The Androids of Tara

In all fairness, a lot of Doctor Who characters stretch the definition of the very word 'character'. And quite rightly; the series was a jobbing favourite, and actor after actor down the years has delighted in showing up, performing a star turn, and winning the much-coveted respect of their kids. It's a shame that guest-stars didn't also covet equal admiration from their peers, or a lot of them might have seen it as a challenge to give us their best acting performance as well. Yet perhaps this was part of the fun. Doctor Who was always a friendly show to work on, and it took a lot to actually go unnecessarily over the top (come in Darrow) so few ever did.

Equally, on the odd occasion, Doctor Who threw up a character and a performance that was a little bit different. One that was real. One that we could empathise with. Ladies and Gentlemen, I give you Madam Lamia! Madame Lamia occupies a footnote at the bottom of a forgotten page in the Doctor Who bible; it's the one between Lady Adastra and Leeson, John, but the pages have been stuck together with dried coffee. Where was Lois Baxter's creation when they compiled the photo montage in the Twentieth Anniversary Radio Times special? Why wasn't Madam Lamia drawn badly in Lesley Standering's A-Z? Did they forget to include Baxter's Broth in the Doctor Who Cookbook?

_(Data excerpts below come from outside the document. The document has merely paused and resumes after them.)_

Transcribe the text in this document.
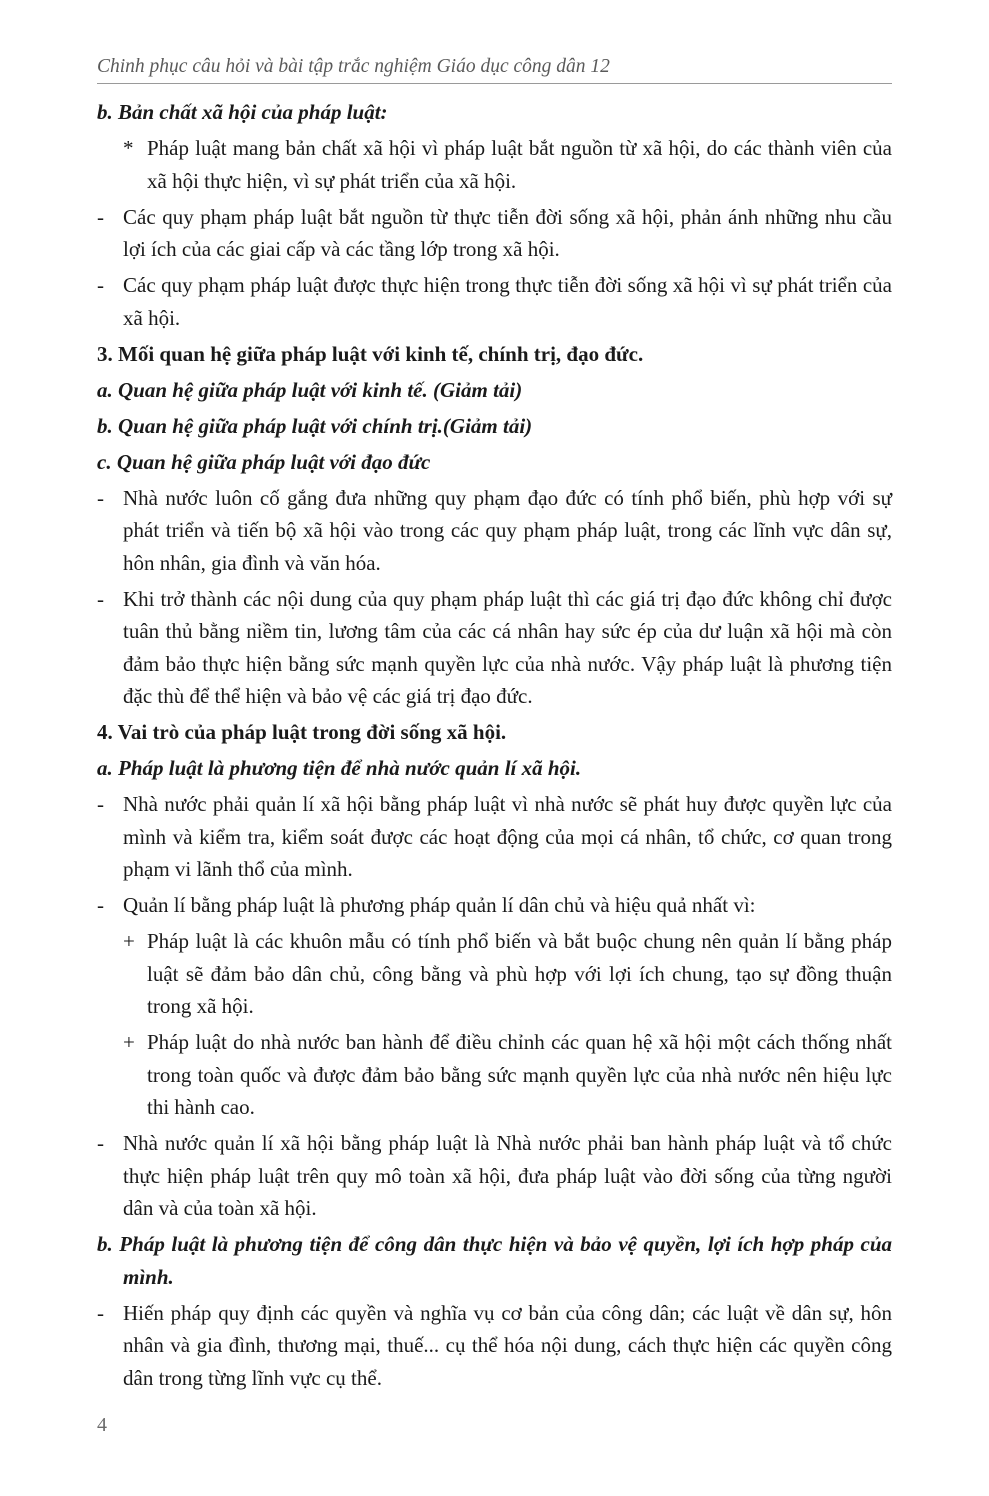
Chinh phục câu hỏi và bài tập trắc nghiệm Giáo dục công dân 12
b. Bản chất xã hội của pháp luật:
* Pháp luật mang bản chất xã hội vì pháp luật bắt nguồn từ xã hội, do các thành viên của xã hội thực hiện, vì sự phát triển của xã hội.
- Các quy phạm pháp luật bắt nguồn từ thực tiễn đời sống xã hội, phản ánh những nhu cầu lợi ích của các giai cấp và các tầng lớp trong xã hội.
- Các quy phạm pháp luật được thực hiện trong thực tiễn đời sống xã hội vì sự phát triển của xã hội.
3. Mối quan hệ giữa pháp luật với kinh tế, chính trị, đạo đức.
a. Quan hệ giữa pháp luật với kinh tế. (Giảm tải)
b. Quan hệ giữa pháp luật với chính trị.(Giảm tải)
c. Quan hệ giữa pháp luật với đạo đức
- Nhà nước luôn cố gắng đưa những quy phạm đạo đức có tính phổ biến, phù hợp với sự phát triển và tiến bộ xã hội vào trong các quy phạm pháp luật, trong các lĩnh vực dân sự, hôn nhân, gia đình và văn hóa.
- Khi trở thành các nội dung của quy phạm pháp luật thì các giá trị đạo đức không chỉ được tuân thủ bằng niềm tin, lương tâm của các cá nhân hay sức ép của dư luận xã hội mà còn đảm bảo thực hiện bằng sức mạnh quyền lực của nhà nước. Vậy pháp luật là phương tiện đặc thù để thể hiện và bảo vệ các giá trị đạo đức.
4. Vai trò của pháp luật trong đời sống xã hội.
a. Pháp luật là phương tiện để nhà nước quản lí xã hội.
- Nhà nước phải quản lí xã hội bằng pháp luật vì nhà nước sẽ phát huy được quyền lực của mình và kiểm tra, kiểm soát được các hoạt động của mọi cá nhân, tổ chức, cơ quan trong phạm vi lãnh thổ của mình.
- Quản lí bằng pháp luật là phương pháp quản lí dân chủ và hiệu quả nhất vì:
+ Pháp luật là các khuôn mẫu có tính phổ biến và bắt buộc chung nên quản lí bằng pháp luật sẽ đảm bảo dân chủ, công bằng và phù hợp với lợi ích chung, tạo sự đồng thuận trong xã hội.
+ Pháp luật do nhà nước ban hành để điều chỉnh các quan hệ xã hội một cách thống nhất trong toàn quốc và được đảm bảo bằng sức mạnh quyền lực của nhà nước nên hiệu lực thi hành cao.
- Nhà nước quản lí xã hội bằng pháp luật là Nhà nước phải ban hành pháp luật và tổ chức thực hiện pháp luật trên quy mô toàn xã hội, đưa pháp luật vào đời sống của từng người dân và của toàn xã hội.
b. Pháp luật là phương tiện để công dân thực hiện và bảo vệ quyền, lợi ích hợp pháp của mình.
- Hiến pháp quy định các quyền và nghĩa vụ cơ bản của công dân; các luật về dân sự, hôn nhân và gia đình, thương mại, thuế... cụ thể hóa nội dung, cách thực hiện các quyền công dân trong từng lĩnh vực cụ thể.
4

When Doctor Who characters are miserable, all too often it's because they are a prisoner. Or being tortured. Or a Dalek Duplicate. Madam Lamia is free to roam about Castle Gracht as she pleases, she's just miserable because she hates her job and her life. How many characters in Doctor Who are grumpy simply because they have a crap job? But it's when we delve into the tragic past of the character that things really get interesting. Madam Lamia is, it turns out, a prisoner after all, but a prisoner of unrequited love for the rotten Count Grendel. She's fallen for him hook, line and sinker, even though she KNOWS he's a bad egg. To top it all, we later learn that the origin of this affection is a certain "kindness" that Grendel once showed her! And this is a kids programme?

To carry on loving someone after they have abandoned you, and always hoping they will start to love you again, are very human and touching things to discover in a Saturday teatime show featuring a hunchback, a time travelling fisherman and a man in a Gorilla suit. The only other character that behaves in such a pitiful, understanding way is Tasembeka in "Revelation of the Daleks". Her "what's it got to do with you!" when confronted with the fact that she is "wasting her time" with Jobel draws a neat parallel with Lamia's stunning admission to Romana that being mistreated by Grendel is "better than nothing". And it's all the more unexpected in a story otherwise filled with the aforementioned clichéd jobsworths; Paul Lavers eager young Swordsman Farrah and Simon Lack... well, we're all still trying to work out just what he was doing there.

The only thing that's regrettable about Lamia is her demise, and even that is interesting for Grendel's reaction. Where-as Tasembeka achieves poetic justice just before her death, stabbing Jobel through the heart with a syringe, Lamia dies like all good heroes, by accident. Picked off by a stray bullet or, as is the case here, electronic bolt. Grendel reacts in the way any thoughtless arrogant old bully would. "Stop, you fools, you've shot Madam Lamia!". And what is that in his eyes as he confirms the inevitable? It's not sorrow, or fear, but mild regret. Now he's going to have to find a new Android surgeon! Grendel isn't evil, he just doesn't care. And many of us know what it's like to try and win favour with someone who doesn't care.

So let's all remember poor, love struck Madam Lamia. Loyal, scarred and forever afflicted with pointless love for someone who would never love her back. Rarely has anyone in Doctor Who before or since appeared so touchingly human.